Now lets assume your final release version game with all its optimising runs is targeted to 100fps. This means your total render time per frame is 10ms. The 'overhead' to perf is 0.004ms or 0.04% of the total.

But still use OnIdle... there's no point avoiding or arguing over something thats already been well researched and investigated. I just wanted to make the point that your app won't actually suck because you chose DoEvents and anything you read otherwise is, IMO right up there with the stolen kidneys as urban legends.
ZMan
I'm not trying to argue against using AppIdle, just questioning the things I don't understand about it. But it all makes sense now. Thanks for the help :)
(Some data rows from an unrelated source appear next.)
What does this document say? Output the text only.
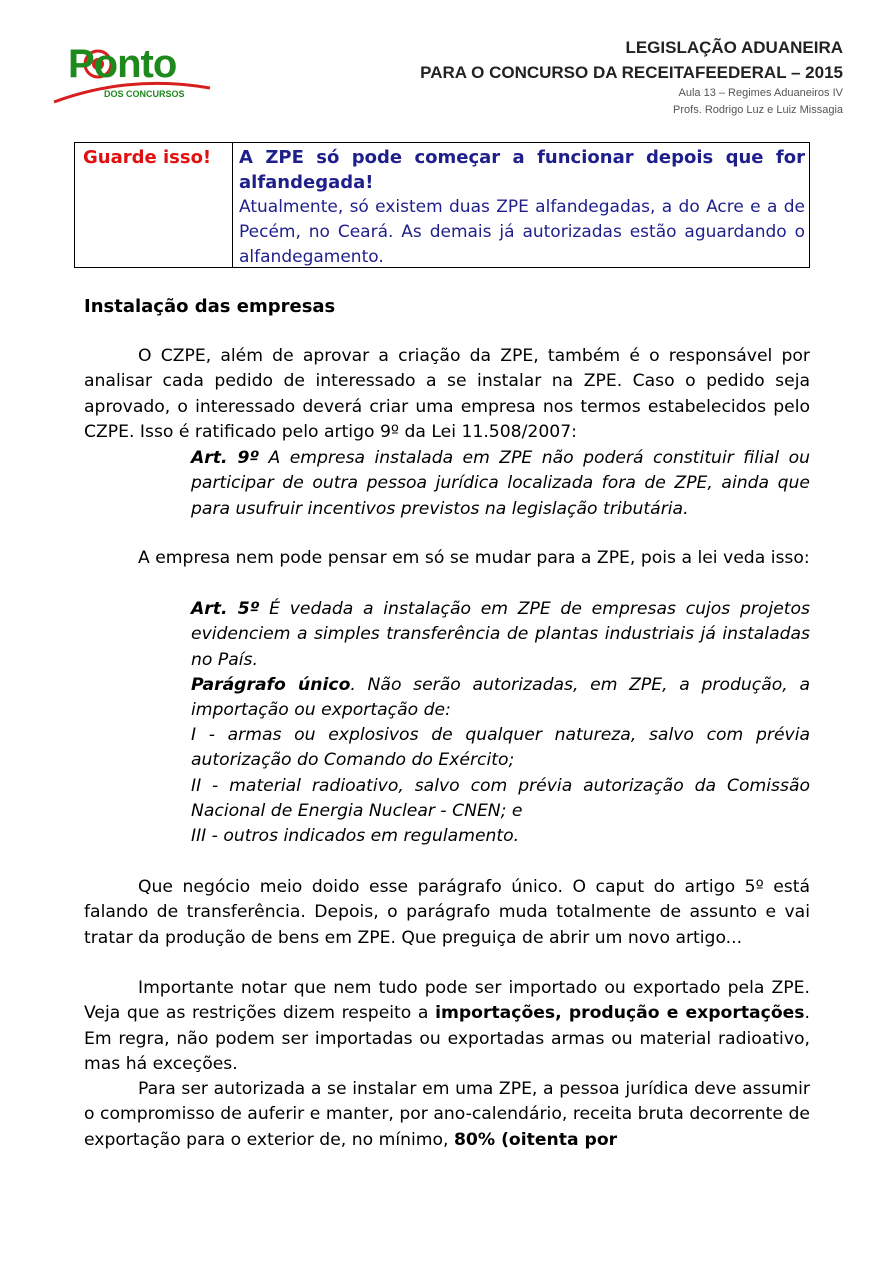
Ponto
DOS CONCURSOS
LEGISLAÇÃO ADUANEIRA
PARA O CONCURSO DA RECEITAFEEDERAL – 2015
Aula 13 – Regimes Aduaneiros IV
Profs. Rodrigo Luz e Luiz Missagia
Guarde isso! A ZPE só pode começar a funcionar depois que for alfandegada!

Atualmente, só existem duas ZPE alfandegadas, a do Acre e a de Pecém, no Ceará. As demais já autorizadas estão aguardando o alfandegamento.

Instalação das empresas

O CZPE, além de aprovar a criação da ZPE, também é o responsável por analisar cada pedido de interessado a se instalar na ZPE. Caso o pedido seja aprovado, o interessado deverá criar uma empresa nos termos estabelecidos pelo CZPE. Isso é ratificado pelo artigo 9º da Lei 11.508/2007:

Art. 9º A empresa instalada em ZPE não poderá constituir filial ou participar de outra pessoa jurídica localizada fora de ZPE, ainda que para usufruir incentivos previstos na legislação tributária.

A empresa nem pode pensar em só se mudar para a ZPE, pois a lei veda isso:

Art. 5º É vedada a instalação em ZPE de empresas cujos projetos evidenciem a simples transferência de plantas industriais já instaladas no País.

Parágrafo único. Não serão autorizadas, em ZPE, a produção, a importação ou exportação de:

I - armas ou explosivos de qualquer natureza, salvo com prévia autorização do Comando do Exército;

II - material radioativo, salvo com prévia autorização da Comissão Nacional de Energia Nuclear - CNEN; e

III - outros indicados em regulamento.

Que negócio meio doido esse parágrafo único. O caput do artigo 5º está falando de transferência. Depois, o parágrafo muda totalmente de assunto e vai tratar da produção de bens em ZPE. Que preguiça de abrir um novo artigo...

Importante notar que nem tudo pode ser importado ou exportado pela ZPE. Veja que as restrições dizem respeito a importações, produção e exportações. Em regra, não podem ser importadas ou exportadas armas ou material radioativo, mas há exceções.

Para ser autorizada a se instalar em uma ZPE, a pessoa jurídica deve assumir o compromisso de auferir e manter, por ano-calendário, receita bruta decorrente de exportação para o exterior de, no mínimo, 80% (oitenta por
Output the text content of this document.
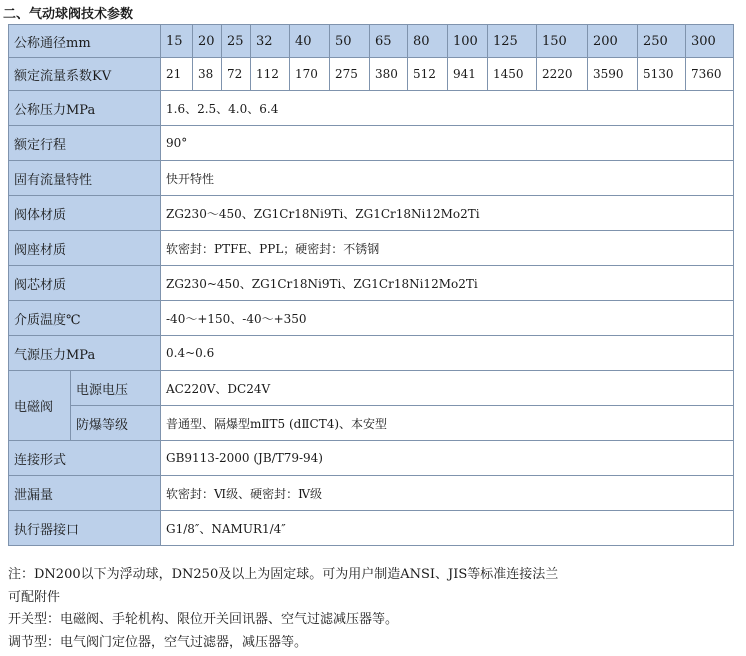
二、气动球阀技术参数
公称通径mm		15	20	25	32	40	50	65	80	100	125	150	200	250	300
额定流量系数KV		21	38	72	112	170	275	380	512	941	1450	2220	3590	5130	7360
公称压力MPa		1.6、2.5、4.0、6.4													
额定行程		90°													
固有流量特性		快开特性													
阀体材质		ZG230～450、ZG1Cr18Ni9Ti、ZG1Cr18Ni12Mo2Ti													
阀座材质		软密封：PTFE、PPL；硬密封：不锈钢													
阀芯材质		ZG230~450、ZG1Cr18Ni9Ti、ZG1Cr18Ni12Mo2Ti													
介质温度℃		-40～+150、-40～+350													
气源压力MPa		0.4~0.6													
电磁阀	电源电压	AC220V、DC24V													
	防爆等级	普通型、隔爆型mⅡT5 (dⅡCT4)、本安型													
连接形式		GB9113-2000 (JB/T79-94)													
泄漏量		软密封：Ⅵ级、硬密封：Ⅳ级													
执行器接口		G1/8″、NAMUR1/4″													
注：DN200以下为浮动球，DN250及以上为固定球。可为用户制造ANSI、JIS等标准连接法兰
可配附件
开关型：电磁阀、手轮机构、限位开关回讯器、空气过滤减压器等。
调节型：电气阀门定位器，空气过滤器，减压器等。
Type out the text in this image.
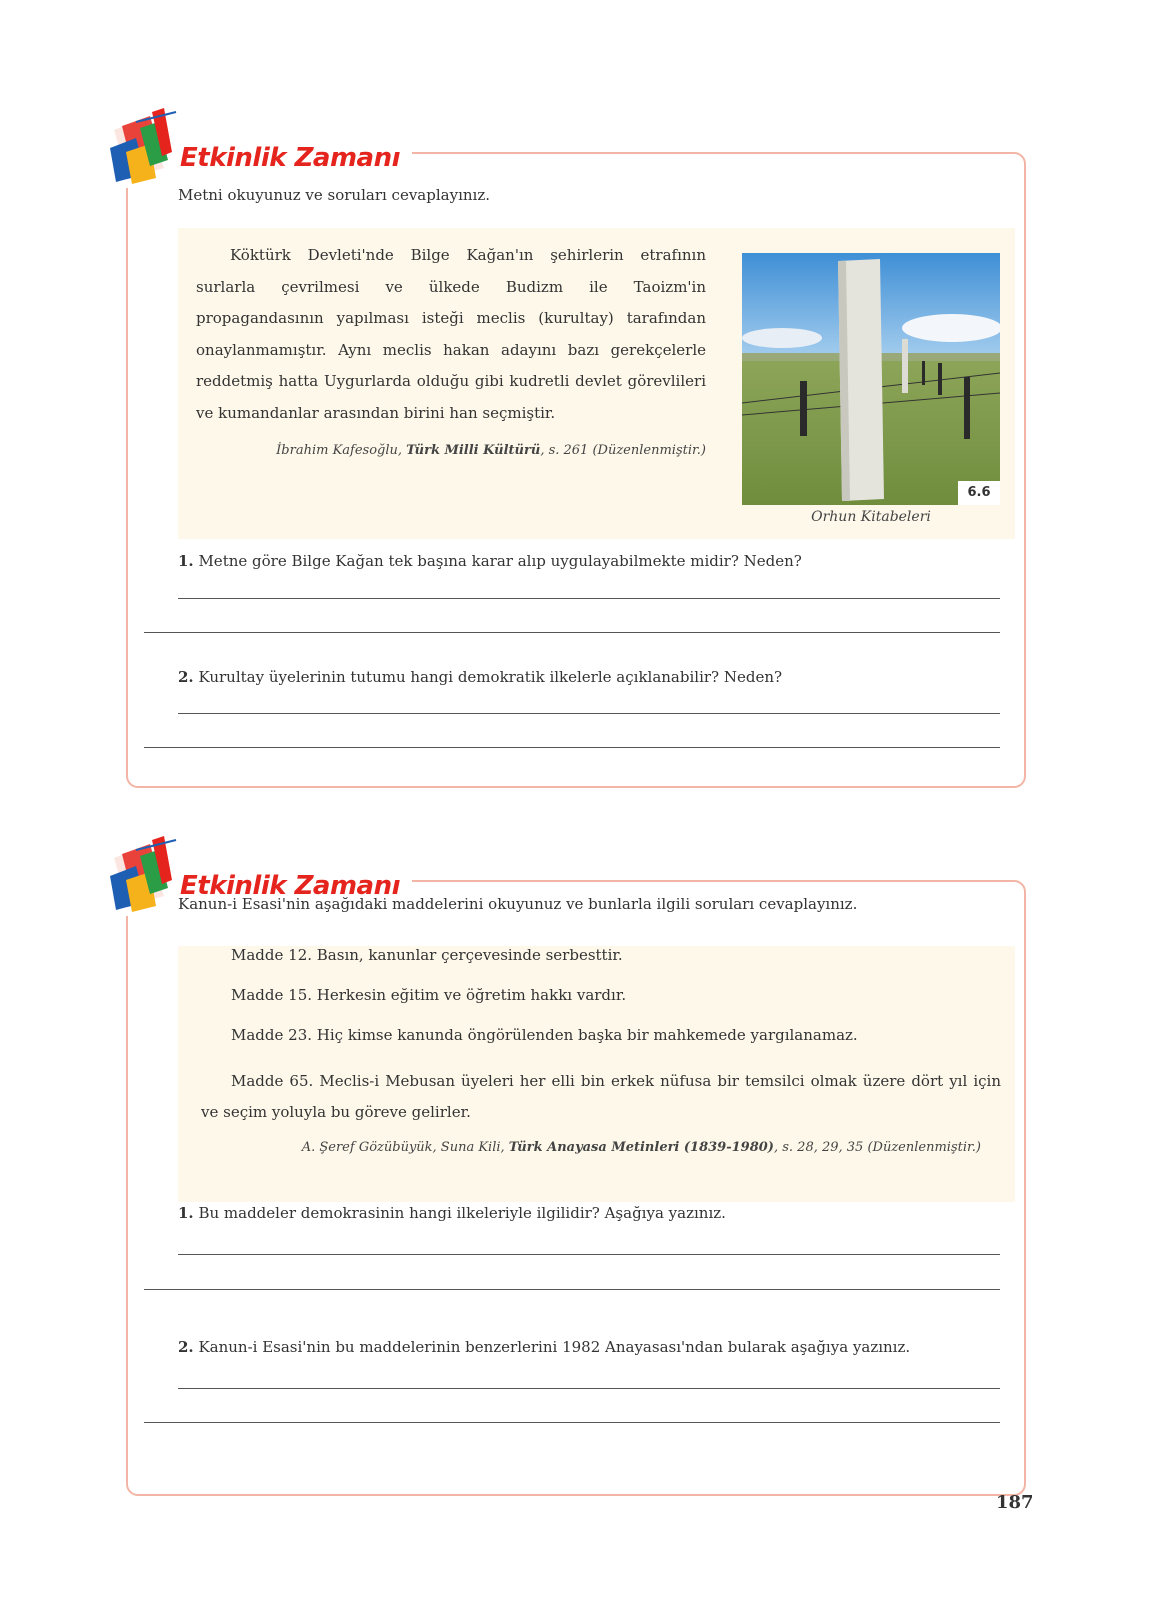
Etkinlik Zamanı
Metni okuyunuz ve soruları cevaplayınız.

Köktürk Devleti'nde Bilge Kağan'ın şehirlerin etrafının surlarla çevrilmesi ve ülkede Budizm ile Taoizm'in propagandasının yapılması isteği meclis (kurultay) tarafından onaylanmamıştır. Aynı meclis hakan adayını bazı gerekçelerle reddetmiş hatta Uygurlarda olduğu gibi kudretli devlet görevlileri ve kumandanlar arasından birini han seçmiştir.

İbrahim Kafesoğlu, Türk Milli Kültürü, s. 261 (Düzenlenmiştir.)
6.6
Orhun Kitabeleri
1. Metne göre Bilge Kağan tek başına karar alıp uygulayabilmekte midir? Neden?
2. Kurultay üyelerinin tutumu hangi demokratik ilkelerle açıklanabilir? Neden?
Etkinlik Zamanı
Kanun-i Esasi'nin aşağıdaki maddelerini okuyunuz ve bunlarla ilgili soruları cevaplayınız.
Madde 12. Basın, kanunlar çerçevesinde serbesttir.
Madde 15. Herkesin eğitim ve öğretim hakkı vardır.
Madde 23. Hiç kimse kanunda öngörülenden başka bir mahkemede yargılanamaz.
Madde 65. Meclis-i Mebusan üyeleri her elli bin erkek nüfusa bir temsilci olmak üzere dört yıl için ve seçim yoluyla bu göreve gelirler.
A. Şeref Gözübüyük, Suna Kili, Türk Anayasa Metinleri (1839-1980), s. 28, 29, 35 (Düzenlenmiştir.)
1. Bu maddeler demokrasinin hangi ilkeleriyle ilgilidir? Aşağıya yazınız.
2. Kanun-i Esasi'nin bu maddelerinin benzerlerini 1982 Anayasası'ndan bularak aşağıya yazınız.
187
Quote:But still use OnIdle... there's no point avoiding or arguing over something thats already been well researched and investigated. I just wanted to make the point that your app won't actually suck because you chose DoEvents


Quoted for truthosity (can't tell on the kidneys [smile]). Despite my efforts I was unable to reproduce any significant performance gain by switching from DoEvents to the OnIdle loop. After discussing this with ZMan, I think the performance gain I experienced was mostly due to cutting out the OnPaint/Invalidate form of looping. Since this is mostly associated with DoEvents, that should be where a good part of the legend comes from.